You are, I'm sorry it's true, be quiet, be quiet, why won't everyone just stop!
Stop, stop! Everything, stop!
You've hurt me enough, enough, enough, enough.
When will it be enough?
When is it ever enough?
When is it enough, when will you stop?
They tried giving you medicines, but they don't work long.
They only help a little bit, and then their power's gone.
And you're back, but it's not you, I can see you inside.
Trying to gain control, trying but failing and failing again, and giving in and giving in, please don't give in.
Stop giving in, don't let it begin!
I remember all those times where брат had to put you to sleep.
And then he stayed up and cried.
Cried all night, cried in his room, called our doctor, called Папа, Папа left us after just seven years.
Cried to him and shared all his fears.
I was there, too. But no one remembered me.
I can hear you cry at night. But I can't help.
I try to hold you, comfort you, heal you.
And sometimes it works.
But sometimes it won't.
Sometimes you turn on me, you push me down, hurt me.
Yell at me, scream at me, do horrible things to me.
You don't love me, you don't care, you don't want me even there.
My life's awful, I wish it was through, my life's awful 'cause of you.
Go away, kill yourself, rid the family of yourself.
No one loves you, no one cares, everyone wishes you weren't there.
No one loves you. No one loves, I don't love you. I don't love you.
Go die, please die.
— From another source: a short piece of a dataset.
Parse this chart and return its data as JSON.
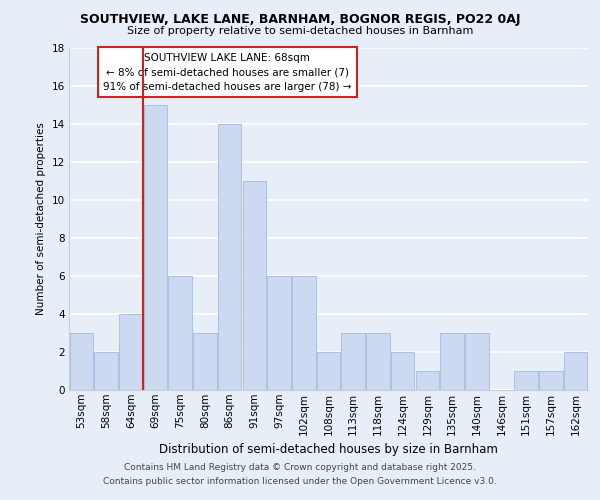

You're the reason that I cry.
I wouldn't scream if you were gone.
You're the reason why I'm always wrong.
Always wrong, sing a song, make you forget, make it gone.
Wrong, wrong, everything's wrong.
Папа's gone, брат's gone, it's wrong it's wrong, your life is wrong, don't you wish this life was gone?
She screams it, yells it, straight at me.
It bores in, deep and deeper and deeper and yet I take it.
And I sit there.
With my chin set, and I run.
And I can hear her heartbreak through her words.
I can hear her losing control.
I can hear the pain inside.
But dear God, forgive me, I must hide.
Hide my tears, hide my face, hide myself in a faraway place.
Hide myself from Папа's tears, hide myself from брат's fears.
I'm scared of you, I'm scared for you.
I'm scared for me when I'm with you.
I held you at birth, I watched you grow.
But still, I don't really know you.
But I love you, no matter what you say.
I love you, though you tear me apart most every day.
I LOVE YOU, I LOVE YOU it's always been true.
I love you! I love you! It will ALWAYS be true!
I love you, младшая сестра, I love you still.
Even if брат and Папа leave you, I'll still be there.
I don't care if you threaten to kill me and hurt me, I know you don't mean it.
I hope you could stop it.
I know it's not right in that pretty head of yours.
I know you struggle, I know you can't help it.
I promise you this.
Even though брат may fall in one of his moods.
And be dangerous for months, it's okay, I'll be there for you.
And Папа may run away with his friends for a few days,
And be gone for months, it's okay, I'll still be there for you.
Because I love you, dear сестра, and I always will.
Even if it tears me apart, I still will.
Anything could turn you back into that thing.
But I will keep loving that scared girl within.